We know that this is not true if $F$ is not totally real. Take $F= \mathbb{Q}(i)$. $O_F=\mathbb{Z}[i]$. Take $p=2$. Then $2O_F = (1-i)^2$ and hance 2 is not prime in $O_F=\mathbb{Z}[i]$.
But what if $F$ is totally real??
Any help would be appreciated.
On
For a number field $F$,
The primitive element theorem gives $F=\Bbb{Q}(a)$, we can take $a$ to be an algebraic integer with monic minimal polynomial $f\in \Bbb{Z}[x]$, if $p \nmid Disc(f)$ and $p | f(n)$ then $f$ isn't irreducible in $\Bbb{F}_p[x]$ thus $p$ isn't a prime ideal of $\Bbb{Z}[x]/(f(x))$ thus it is not a prime ideal of $O_F$. Whence there are infinitely many non-inert primes.

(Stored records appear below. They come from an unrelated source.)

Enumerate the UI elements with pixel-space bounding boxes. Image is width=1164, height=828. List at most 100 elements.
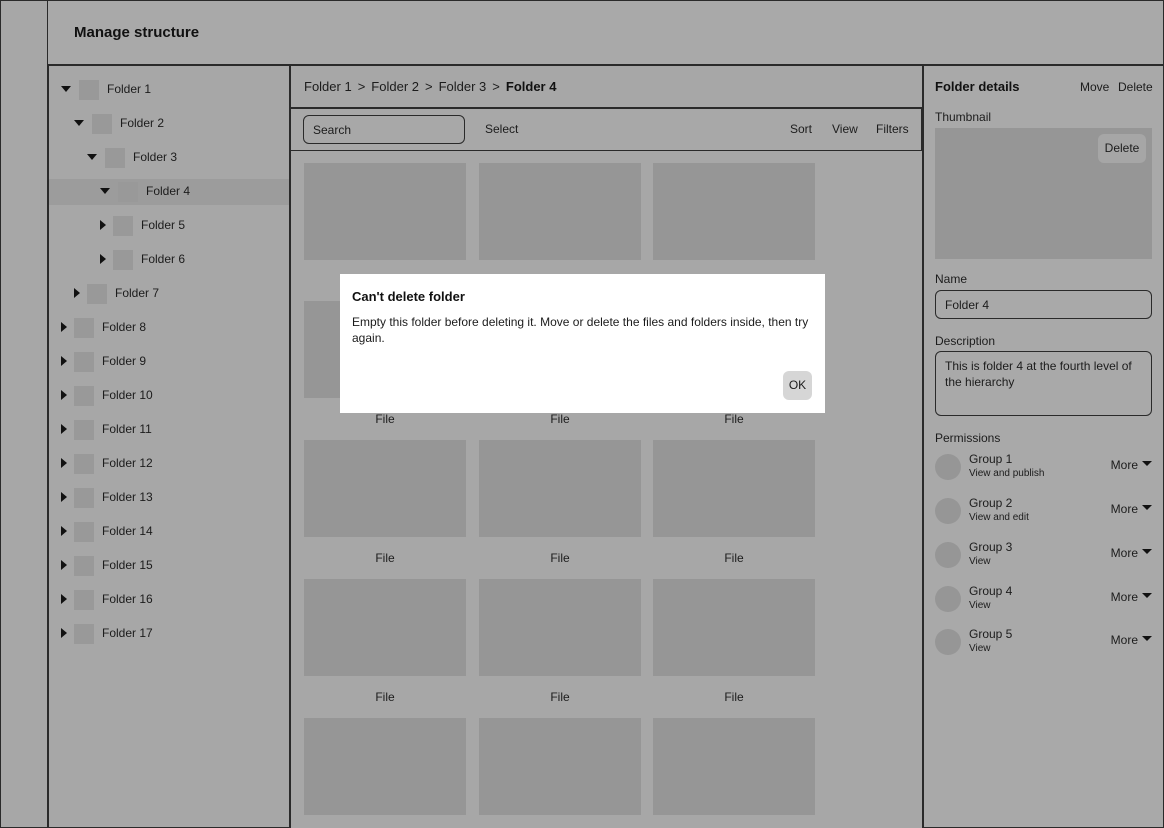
group-avatar: [935, 586, 961, 612]
name-field[interactable]: [935, 290, 1152, 319]
caret-right-icon[interactable]: [61, 356, 67, 366]
tree-item-folder-13[interactable]: Folder 13: [49, 485, 289, 511]
chevron-down-icon: [1142, 549, 1152, 555]
tree-item-folder-1[interactable]: Folder 1: [49, 77, 289, 103]
file-tile[interactable]: [304, 579, 466, 676]
caret-down-icon[interactable]: [61, 86, 71, 92]
file-tile[interactable]: [304, 163, 466, 260]
caret-right-icon[interactable]: [74, 288, 80, 298]
filters-button[interactable]: Filters: [876, 122, 909, 136]
folder-thumbnail: [113, 250, 133, 270]
file-label: File: [724, 690, 744, 704]
tree-item-label: Folder 5: [141, 218, 186, 232]
folder-thumbnail: [74, 352, 94, 372]
delete-folder-button[interactable]: Delete: [1118, 80, 1153, 94]
caret-right-icon[interactable]: [61, 322, 67, 332]
select-button[interactable]: Select: [485, 122, 518, 136]
file-tile[interactable]: [479, 579, 641, 676]
tree-item-label: Folder 9: [102, 354, 147, 368]
caret-right-icon[interactable]: [100, 220, 106, 230]
group-role: View: [969, 556, 991, 567]
caret-right-icon[interactable]: [61, 560, 67, 570]
more-dropdown[interactable]: More: [1111, 633, 1152, 647]
tree-item-folder-4[interactable]: Folder 4: [49, 179, 289, 205]
tree-item-folder-8[interactable]: Folder 8: [49, 315, 289, 341]
more-dropdown[interactable]: More: [1111, 458, 1152, 472]
page-header: Manage structure: [48, 0, 1164, 66]
file-tile[interactable]: [653, 440, 815, 537]
caret-right-icon[interactable]: [61, 458, 67, 468]
file-tile[interactable]: [653, 163, 815, 260]
group-avatar: [935, 542, 961, 568]
file-label: File: [375, 551, 395, 565]
tree-item-label: Folder 6: [141, 252, 186, 266]
breadcrumb-separator: >: [492, 79, 500, 94]
file-tile[interactable]: [479, 440, 641, 537]
breadcrumb-separator: >: [425, 79, 433, 94]
caret-right-icon[interactable]: [61, 628, 67, 638]
tree-item-label: Folder 2: [120, 116, 165, 130]
tree-item-folder-17[interactable]: Folder 17: [49, 621, 289, 647]
tree-item-folder-12[interactable]: Folder 12: [49, 451, 289, 477]
group-name: Group 3: [969, 540, 1013, 554]
tree-item-folder-2[interactable]: Folder 2: [49, 111, 289, 137]
caret-right-icon[interactable]: [61, 492, 67, 502]
tree-item-folder-11[interactable]: Folder 11: [49, 417, 289, 443]
folder-thumbnail: [74, 590, 94, 610]
sort-button[interactable]: Sort: [790, 122, 812, 136]
tree-item-label: Folder 16: [102, 592, 153, 606]
more-dropdown[interactable]: More: [1111, 546, 1152, 560]
more-label: More: [1110, 590, 1138, 604]
ok-button[interactable]: OK: [783, 371, 812, 400]
folder-thumbnail: [74, 624, 94, 644]
search-input[interactable]: [303, 115, 465, 144]
tree-item-folder-6[interactable]: Folder 6: [49, 247, 289, 273]
file-tile[interactable]: [479, 163, 641, 260]
app-rail: [0, 0, 49, 828]
tree-item-folder-14[interactable]: Folder 14: [49, 519, 289, 545]
thumbnail-delete-button[interactable]: Delete: [1098, 134, 1146, 163]
tree-item-label: Folder 13: [102, 490, 153, 504]
caret-down-icon[interactable]: [74, 120, 84, 126]
tree-item-folder-3[interactable]: Folder 3: [49, 145, 289, 171]
file-label: File: [375, 690, 395, 704]
tree-item-label: Folder 8: [102, 320, 147, 334]
name-label: Name: [935, 272, 968, 286]
file-tile[interactable]: [653, 579, 815, 676]
tree-item-folder-16[interactable]: Folder 16: [49, 587, 289, 613]
error-dialog: Can't delete folder Empty this folder be…: [340, 274, 825, 413]
file-tile[interactable]: [304, 718, 466, 815]
breadcrumb-item[interactable]: Folder 1: [304, 79, 352, 94]
page-title: Manage structure: [74, 24, 200, 41]
file-tile[interactable]: [653, 718, 815, 815]
file-tile[interactable]: [479, 718, 641, 815]
move-button[interactable]: Move: [1080, 80, 1109, 94]
caret-down-icon[interactable]: [100, 188, 110, 194]
more-label: More: [1110, 502, 1138, 516]
folder-thumbnail: [74, 386, 94, 406]
description-label: Description: [935, 334, 996, 348]
tree-item-label: Folder 10: [102, 388, 153, 402]
breadcrumb-item[interactable]: Folder 3: [439, 79, 487, 94]
caret-right-icon[interactable]: [61, 424, 67, 434]
caret-right-icon[interactable]: [61, 594, 67, 604]
caret-right-icon[interactable]: [100, 254, 106, 264]
tree-item-folder-15[interactable]: Folder 15: [49, 553, 289, 579]
caret-right-icon[interactable]: [61, 390, 67, 400]
file-tile[interactable]: [304, 440, 466, 537]
view-button[interactable]: View: [832, 122, 858, 136]
tree-item-folder-10[interactable]: Folder 10: [49, 383, 289, 409]
permission-row: Group 1 View and publish More: [935, 452, 1152, 488]
caret-right-icon[interactable]: [61, 526, 67, 536]
tree-item-folder-5[interactable]: Folder 5: [49, 213, 289, 239]
chevron-down-icon: [1142, 636, 1152, 642]
caret-down-icon[interactable]: [87, 154, 97, 160]
thumbnail-preview: Delete: [935, 128, 1152, 259]
more-dropdown[interactable]: More: [1111, 502, 1152, 516]
tree-item-folder-9[interactable]: Folder 9: [49, 349, 289, 375]
description-field[interactable]: This is folder 4 at the fourth level of …: [935, 351, 1152, 416]
more-dropdown[interactable]: More: [1111, 590, 1152, 604]
tree-item-folder-7[interactable]: Folder 7: [49, 281, 289, 307]
breadcrumb-item[interactable]: Folder 2: [371, 79, 419, 94]
group-role: View: [969, 643, 991, 654]
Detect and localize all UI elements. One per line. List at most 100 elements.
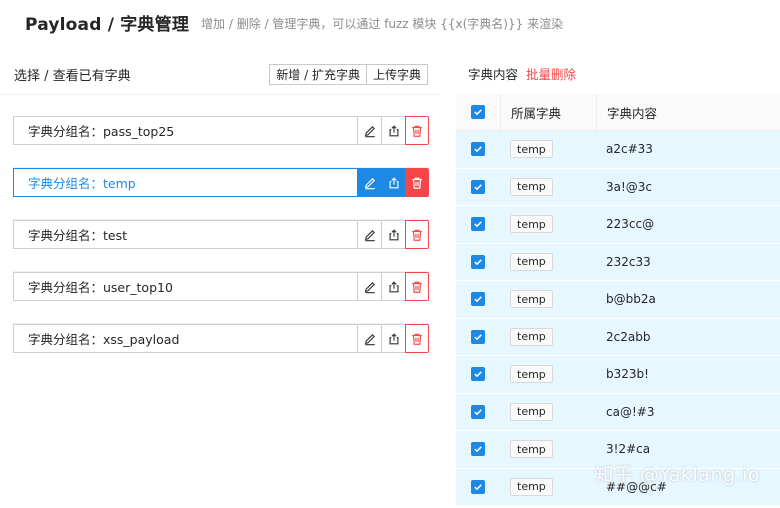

If finitely many primes of $\Bbb{Q}$ split completely in $F$ then $$\zeta_F(s) = \prod_p\prod_{P \ prime \ \in O_F,P \ni p}\frac1{1-N(P)^{-s}}$$ converges for $\Re(s) > 1/2$.
It is known to be untrue because for $F$ totally real and $s > 1$
$$\Gamma(s)\zeta_F(s)\ge \Gamma(s)\sum_{a\in (O_F-0)/O_F^\times} N(a)^{-s}=\int_{\Bbb{R}_{>0}^n / U} f(x)(\prod_{j=1}^n x_j)^{s-1}dx_j$$ where $n=[F:\Bbb{Q}]$ $$f(x_1,\ldots,x_n)=\sum_{a\in O_F} \exp(-\sum_{j=1}^n x_j |\sigma_j(a)| x_j)$$ and $$U = \{ (|\sigma_1(u)|,\ldots,|\sigma_n(u)|,u\in O_F^\times\}$$ A more careful analysis shows that $\zeta_F(s)$ has a simple pole at $s=1$ which means that a positive density of the primes split completely in $F$.
If every rational prime were inert in $F$ then there would be unramified extensions of $\Bbb Q$, which don't exist, since the discriminant of any number field larger than $\Bbb Q$ is not equal to $\pm 1$, i.e. it has rational prime divisors, and the ramified primes are exactly those that divide the discriminant.